Glass Lewis Defends Proxy Advice as GOP Probes Concerns (1)

June 11, 2025, 3:20 PM UTCUpdated: June 11, 2025, 3:58 PM UTC

Glass Lewis CEO Bob Mann on Tuesday said the proxy adviser works in its clients’ best interests, without an ideological agenda, dismissing the latest round of Republican scrutiny over its shareholder voting guidance.

Mann’s remarks came in a letter to Senate Banking Committee Chairman Tim Scott of South Carolina and other Republican senators. The lawmakers asked Glass, Lewis & Co. and fellow proxy adviser Institutional Shareholder Services Inc. in May to explain how they develop recommendations, avoid conflicts of interest, and apply voting policies, raising concerns the firms improperly influence how companies are run.

Republicans and companies long have said Glass Lewis and ISS have too much power over annual meeting votes on board directors; environmental, social, and governance proposals; and other matters. Glass Lewis and ISS are the main providers of voting advice to pension funds and other big investors, which pay for the firms’ services.

“These criticisms are often exaggerated, unsupported by evidence, or rely on highly selective and distorted readings of our policies and other statements,” Mann said in his letter.

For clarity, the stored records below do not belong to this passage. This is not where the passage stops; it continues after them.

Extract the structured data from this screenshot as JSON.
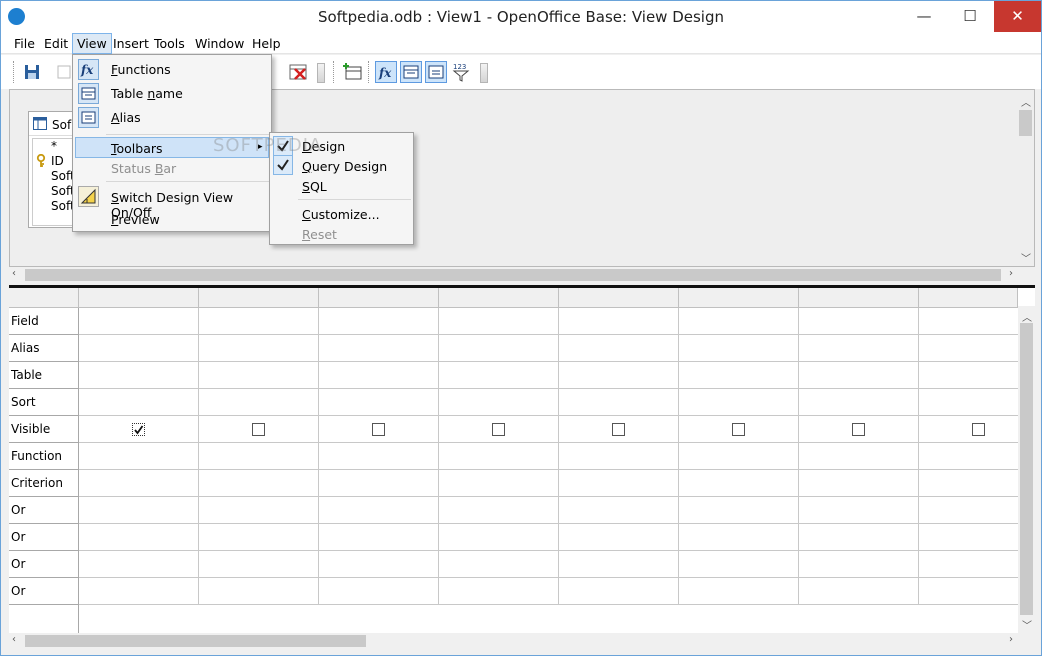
{
  "window": {
    "title": "Softpedia.odb : View1 - OpenOffice Base: View Design",
    "controls": {
      "minimize": "—",
      "maximize": "☐",
      "close": "✕"
    }
  },
  "menubar": {
    "items": [
      "File",
      "Edit",
      "View",
      "Insert",
      "Tools",
      "Window",
      "Help"
    ]
  },
  "table_window": {
    "title": "Sof",
    "fields": [
      "*",
      "ID",
      "Soft",
      "Soft",
      "Soft"
    ]
  },
  "view_menu": {
    "items": [
      {
        "label": "Functions",
        "icon": "functions-icon",
        "checked": true
      },
      {
        "label": "Table name",
        "icon": "table-name-icon",
        "checked": true
      },
      {
        "label": "Alias",
        "icon": "alias-icon",
        "checked": true
      },
      {
        "label": "Toolbars",
        "submenu": true,
        "highlighted": true
      },
      {
        "label": "Status Bar",
        "disabled": true
      },
      {
        "label": "Switch Design View On/Off",
        "icon": "switch-design-icon"
      },
      {
        "label": "Preview"
      }
    ]
  },
  "toolbars_submenu": {
    "items": [
      {
        "label": "Design",
        "checked": true
      },
      {
        "label": "Query Design",
        "checked": true
      },
      {
        "label": "SQL",
        "checked": false
      },
      {
        "label": "Customize...",
        "checked": false
      },
      {
        "label": "Reset",
        "disabled": true
      }
    ]
  },
  "watermark": "SOFTPEDIA",
  "grid": {
    "row_labels": [
      "Field",
      "Alias",
      "Table",
      "Sort",
      "Visible",
      "Function",
      "Criterion",
      "Or",
      "Or",
      "Or",
      "Or"
    ],
    "columns": 8,
    "visible_checked": [
      true,
      false,
      false,
      false,
      false,
      false,
      false,
      false
    ]
  }
}
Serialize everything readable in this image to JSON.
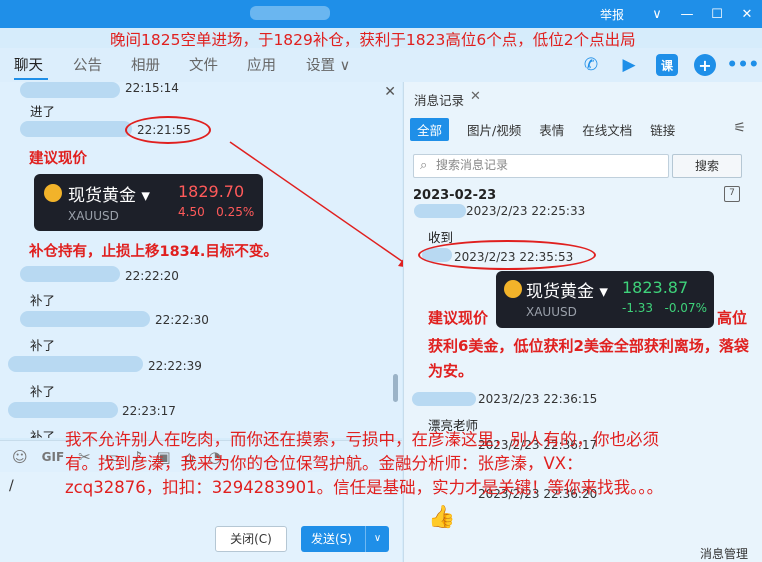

A Senate Banking Committee spokesperson told Bloomberg Law on Wednesday the panel is reviewing the letter.

It wasn’t immediately clear whether ISS also replied to Scott and other Republican senators. Scott, as well as Sens. Mike Rounds of South Dakota and Bill Hagerty of Tennessee, asked ISS and Glass Lewis to respond to their questions by Tuesday.

“ISS is cooperating with the Senate Banking Committee’s inquiry,” a spokesperson for the firm told Bloomberg Law on Wednesday.

The senators’ scrutiny of ISS and Glass Lewis comes as a business group is fighting in court to save curbs on proxy firm operations imposed in the first Trump administration.

A federal judge in 2024 tossed 2020 proxy firm rules that ISS sued to scrap. The Securities and Exchange Commission regulations had anti-fraud and public filing requirements that placed proxy firms in a regulatory regime for activist investors and company managers looking to sway the results of annual meeting votes.

The National Association of Manufacturers appealed the decision to the US Court of Appeals for the District of Columbia Circuit. The court questioned the logic of the proxy firm limits in May amid its review of the group’s appeal.

The DC Circuit is expected to reach a decision in the case in the coming months.